Steve Hayden, le co-créateur de la pub 1984 qui lança le Macintosh, livre dans une interview à AdWEEK de nouveaux éclairages sur la naissance de ce spot devenu culte. Des précisions sur le message qu'il souhaitait réellement véhiculer avant que Steve Jobs ne le réoriente sur IBM, sur des détails de mise en scène ou quelques mythes solidement installés, mais erronés.
Le premier mythe - qui n'en est peut-être plus un depuis le temps - est celui d'une diffusion unique de ce spot pendant le Super Bowl (la finale de football américain, un immense événement sportif dans le pays).
À la suite de quoi le spot aurait tellement impressionné qu'il aurait été rediffusé quantité de fois sur les chaînes américaines, assurant à Apple une couverture médiatique gratuite estimée à 150 millions de dollars.
Le clip, dans un format ramené de 60 à 30 secondes, fut en réalité diffusé dans 10 régions stratégiques du pays, plus une 11e, celle de Boca Raton en Floride, et pour une raison purement “puérile”, c'est là qu'était installé le QG de la division PC d'IBM… Une chaîne de cinémas le diffusa également, et l'un d'entre eux continua à le faire un mois de plus que prévu, tant la pub était appréciée.
Hayden explique ensuite qu'IBM n'était absolument pas visé par le message de la pub. Du moins du point de vue de ses concepteurs. C'est Steve Jobs qui décida de personnaliser ce Big Brother, lors de la présentation publique du clip durant un séminaire d'Apple. “Le vrai méchant était notre crainte collective vis-à-vis de technologie, pas une entreprise, qu'elle soit réelle ou fictive”.
Les Jetsons
Hayden raconte aussi que la première mouture du script tendait plus vers l'univers des Jetsons que de Metropolis (The Jetsons est un dessin animé des années 60 qui raconte la vie d'une famille vivant dans le futur, ndr) “Notre volonté était de rassurer les gens par rapport à la technologie à une époque où disposer de son propre ordinateur avait autant de sens que de posséder un missile à longue portée. Nous voulions démocratiser la technologie, dire aux gens que le pouvoir était littéralement entre leurs mains”. (Peut-être peut-on trouver une récupération de cet univers des Jetsons dans la campagne des premiers Power Macintosh, ci-dessous).
The Future - Power Macintosh
“1984” fut créé pendant les années Reagan et la confrontation idéologique avec l'Union Soviétique alias "l'Empire du Mal". “Le Big Brother dans le clip n'était pas IBM, il désignait n'importe quel gouvernement qui laissait son peuple dans les ténèbres. Nous savions que les ordinateurs et les communications pouvaient changer tout cela”.

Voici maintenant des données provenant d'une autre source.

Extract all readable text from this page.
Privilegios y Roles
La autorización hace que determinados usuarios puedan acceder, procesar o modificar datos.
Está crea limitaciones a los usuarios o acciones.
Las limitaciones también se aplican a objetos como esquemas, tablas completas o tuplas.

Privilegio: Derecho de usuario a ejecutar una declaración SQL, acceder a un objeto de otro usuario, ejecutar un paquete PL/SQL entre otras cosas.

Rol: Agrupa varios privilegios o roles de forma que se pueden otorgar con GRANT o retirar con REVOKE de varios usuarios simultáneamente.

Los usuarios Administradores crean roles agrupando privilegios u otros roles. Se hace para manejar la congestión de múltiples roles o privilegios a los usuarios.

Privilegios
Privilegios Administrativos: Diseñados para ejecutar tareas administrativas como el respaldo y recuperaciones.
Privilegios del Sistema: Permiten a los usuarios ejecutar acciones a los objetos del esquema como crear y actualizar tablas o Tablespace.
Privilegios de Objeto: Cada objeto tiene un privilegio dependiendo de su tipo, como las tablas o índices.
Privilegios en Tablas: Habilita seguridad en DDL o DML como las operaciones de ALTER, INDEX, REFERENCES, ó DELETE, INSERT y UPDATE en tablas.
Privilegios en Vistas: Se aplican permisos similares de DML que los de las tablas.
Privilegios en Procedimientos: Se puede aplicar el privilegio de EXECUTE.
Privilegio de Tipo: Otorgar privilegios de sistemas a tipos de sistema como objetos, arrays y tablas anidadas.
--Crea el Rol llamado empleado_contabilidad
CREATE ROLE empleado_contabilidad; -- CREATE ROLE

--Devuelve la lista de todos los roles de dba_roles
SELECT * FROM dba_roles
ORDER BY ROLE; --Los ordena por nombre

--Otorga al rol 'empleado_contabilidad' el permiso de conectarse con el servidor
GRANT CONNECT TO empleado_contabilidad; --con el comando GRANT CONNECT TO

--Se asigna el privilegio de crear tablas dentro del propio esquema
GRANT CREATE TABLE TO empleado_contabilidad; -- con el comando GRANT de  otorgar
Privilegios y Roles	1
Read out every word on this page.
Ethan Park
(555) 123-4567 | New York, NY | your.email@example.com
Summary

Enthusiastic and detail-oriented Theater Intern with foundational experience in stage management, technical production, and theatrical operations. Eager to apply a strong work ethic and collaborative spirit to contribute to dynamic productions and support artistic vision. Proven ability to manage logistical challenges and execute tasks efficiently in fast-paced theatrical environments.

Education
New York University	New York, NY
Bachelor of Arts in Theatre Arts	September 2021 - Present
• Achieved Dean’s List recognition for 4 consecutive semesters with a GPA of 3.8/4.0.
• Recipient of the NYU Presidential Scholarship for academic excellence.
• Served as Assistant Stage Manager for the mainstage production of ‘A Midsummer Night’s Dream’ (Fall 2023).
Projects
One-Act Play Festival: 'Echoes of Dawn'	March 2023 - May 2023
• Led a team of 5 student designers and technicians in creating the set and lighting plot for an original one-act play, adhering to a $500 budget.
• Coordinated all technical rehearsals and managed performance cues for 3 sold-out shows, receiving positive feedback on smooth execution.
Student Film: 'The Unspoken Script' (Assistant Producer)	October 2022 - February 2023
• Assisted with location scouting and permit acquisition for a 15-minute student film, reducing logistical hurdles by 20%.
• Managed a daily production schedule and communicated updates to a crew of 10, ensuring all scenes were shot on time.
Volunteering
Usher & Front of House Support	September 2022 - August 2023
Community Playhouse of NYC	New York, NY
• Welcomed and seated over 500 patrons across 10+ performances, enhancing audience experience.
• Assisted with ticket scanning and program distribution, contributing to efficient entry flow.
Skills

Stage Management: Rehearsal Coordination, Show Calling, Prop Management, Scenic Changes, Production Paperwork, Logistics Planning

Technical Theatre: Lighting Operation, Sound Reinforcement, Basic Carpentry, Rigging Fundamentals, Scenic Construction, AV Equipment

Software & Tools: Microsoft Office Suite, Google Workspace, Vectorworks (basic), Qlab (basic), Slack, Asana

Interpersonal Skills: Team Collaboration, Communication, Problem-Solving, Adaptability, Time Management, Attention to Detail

Le marteau lancé par la jeune femme devait être au départ une batte de baseball, une idée de Lee Clow le directeur de la création de Chiat/Day, l'agence d'Apple à l'époque. Mais Ridley Scott, le réalisateur, insista pour que ce fût un marteau, lesté d'une charge symbolique plus forte. Avec le recul, au vu du message que les auteurs souhaitaient faire passer, l'idée était adroite, comme une prémonition de la chute à venir du Rideau de fer.
Dans la version originale aussi il n'était pas prévu de voix off. Cependant, l'idée germa de faire dire un texte au personnage à l'écran. Hayden, aidé de son frère - un avocat international et sinologue - mirent bout à bout quelques extraits de phrases prononcées par des leaders tels que Mao et Mussolini, avec l'assentiment enthousiaste de Scott devant le texte final.
Lorsque Steve Jobs et John Sculley virent les premiers rush, le premier décida de commander 20 pages de publicité dans Time et Newsweek ainsi que des clips détaillant le produit pour expliquer la différence qu'allait amener le Macintosh. Le cofondateur d'Apple pensait que face à la pub "1984" les gens resteraient quelque peu interloqués, en l'absence de clefs pour déchiffrer son message.
Hayden rappelle aussi quelques faits connus. Le tournage qui manqua de s'arrêter, car Apple ne voulait pas payer un second jour de tournage. Riddley Scott réussit à retourner la situation en proposant de filmer deux pubs - celle de "1984" et une autre pour le Lisa - pour un prix global de 600 000$.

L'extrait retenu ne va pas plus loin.